Emergency bridges are crucial to providing emergency relief supplies to those isolated residents affected by natural disasters. To increase the bridge’s load-bearing capacity and adaptability for different obstacles in military or natural disaster relief, a novel Bi-Plane V (BPV) shaped prestressed unbonded retrofit cable system was applied to reinforce an emergency bridge assembled using glass fiber-reinforced polymer (GFRP) rectangular tubes and steel components. The reinforcing system can prestress steel wire cables by adjusting the length of the vertical brace without using a hydraulic jack or any surface preparation.

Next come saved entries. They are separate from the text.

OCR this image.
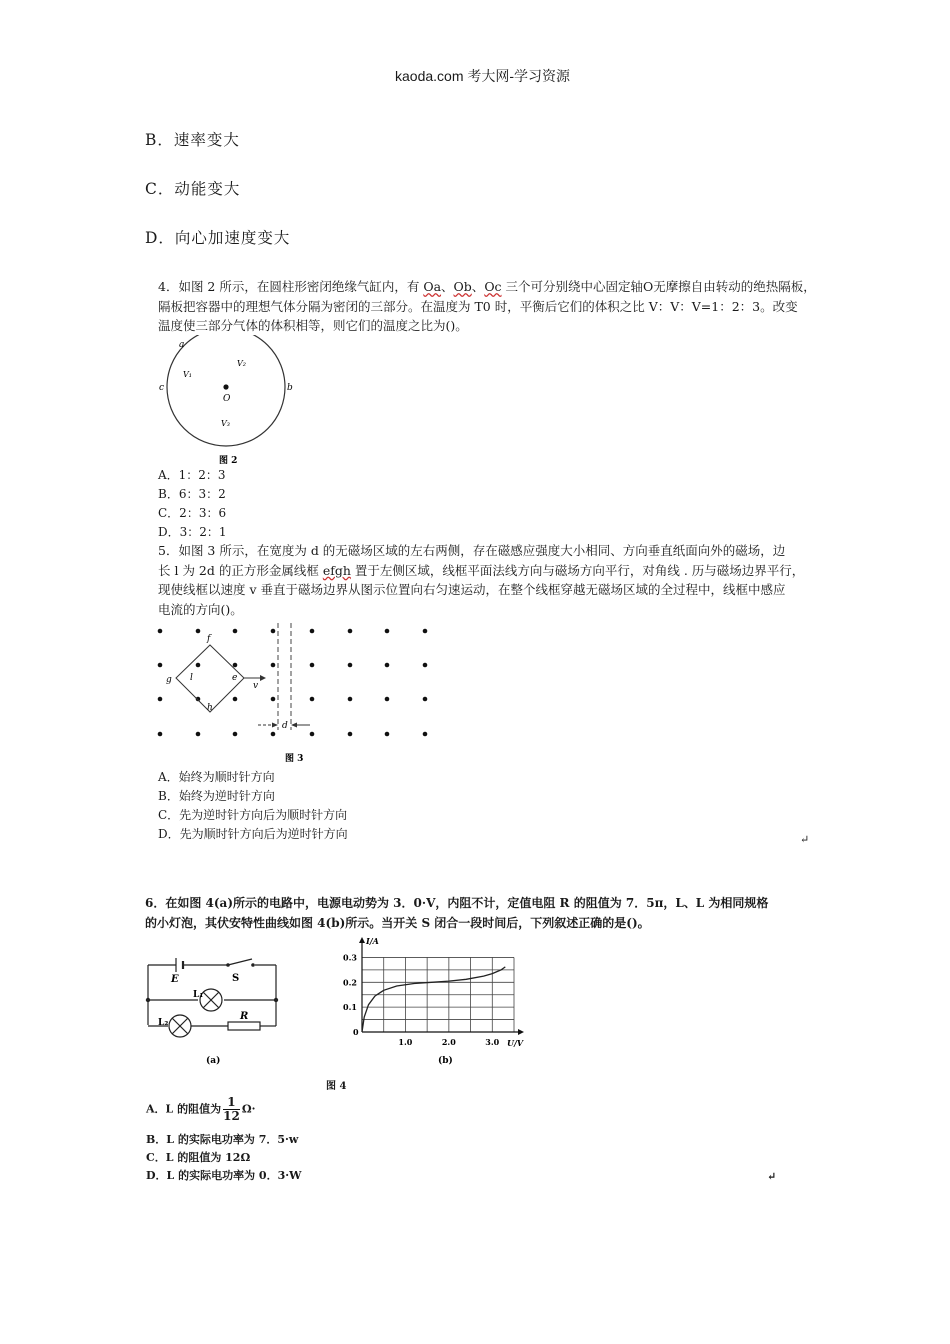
kaoda.com 考大网-学习资源
B．速率变大
C．动能变大
D．向心加速度变大
4．如图 2 所示，在圆柱形密闭绝缘气缸内，有 Oa、Ob、Oc 三个可分别绕中心固定轴O无摩擦自由转动的绝热隔板，
隔板把容器中的理想气体分隔为密闭的三部分。在温度为 T0 时，平衡后它们的体积之比 V：V：V=1：2：3。改变
温度使三部分气体的体积相等，则它们的温度之比为()。
a
b
c
O
V₁
V₂
V₃
图 2
A．1：2：3
B．6：3：2
C．2：3：6
D．3：2：1
5．如图 3 所示，在宽度为 d 的无磁场区域的左右两侧，存在磁感应强度大小相同、方向垂直纸面向外的磁场，边
长 l 为 2d 的正方形金属线框 efgh 置于左侧区域，线框平面法线方向与磁场方向平行，对角线 . 历与磁场边界平行，
现使线框以速度 v 垂直于磁场边界从图示位置向右匀速运动，在整个线框穿越无磁场区域的全过程中，线框中感应
电流的方向()。
f
e
g
h
l
v
d
图 3
A．始终为顺时针方向
B．始终为逆时针方向
C．先为逆时针方向后为顺时针方向
D．先为顺时针方向后为逆时针方向	↵
6．在如图 4(a)所示的电路中，电源电动势为 3．0·V，内阻不计，定值电阻 R 的阻值为 7．5π，L、L 为相同规格
的小灯泡，其伏安特性曲线如图 4(b)所示。当开关 S 闭合一段时间后，下列叙述正确的是()。
E	S
L₁
L₂
R
(a)
1.0	2.0	3.0
0.3
0.2
0.1
0
I/A
U/V
(b)
图 4
A．L 的阻值为 $\frac{1}{12} \Omega\cdot$
B．L 的实际电功率为 7．5·w
C．L 的阻值为 12Ω
D．L 的实际电功率为 0．3·W	↵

A pre-tightened teeth connection (PTTC) was efficaciously devised for fastening pultruded GFRP rectangular tubes and steel sleeves. All the parts including the prestressed system and bridge modules can be assembled and disassembled rapidly through single lug and yoke plate joints. Bending tests were conducted to investigate the structural responses under three different conditions. Results demonstrated that the novel prestressed cable system enhanced the overall stiffness of the bridge, improving the mechanical performance and stress state of the GFRP tubes in bridge modules. The dynamic parameter identification test results indicated that by applying about 9.85 kN cable force in each trackway, the first-order natural vibration frequency increased about 37.5 %. Vehicle-through load test results showed that the bridge had the bearing capacity of medium-sized cars, and the corresponding impact factors at about 5 km/h are within the limit of the code.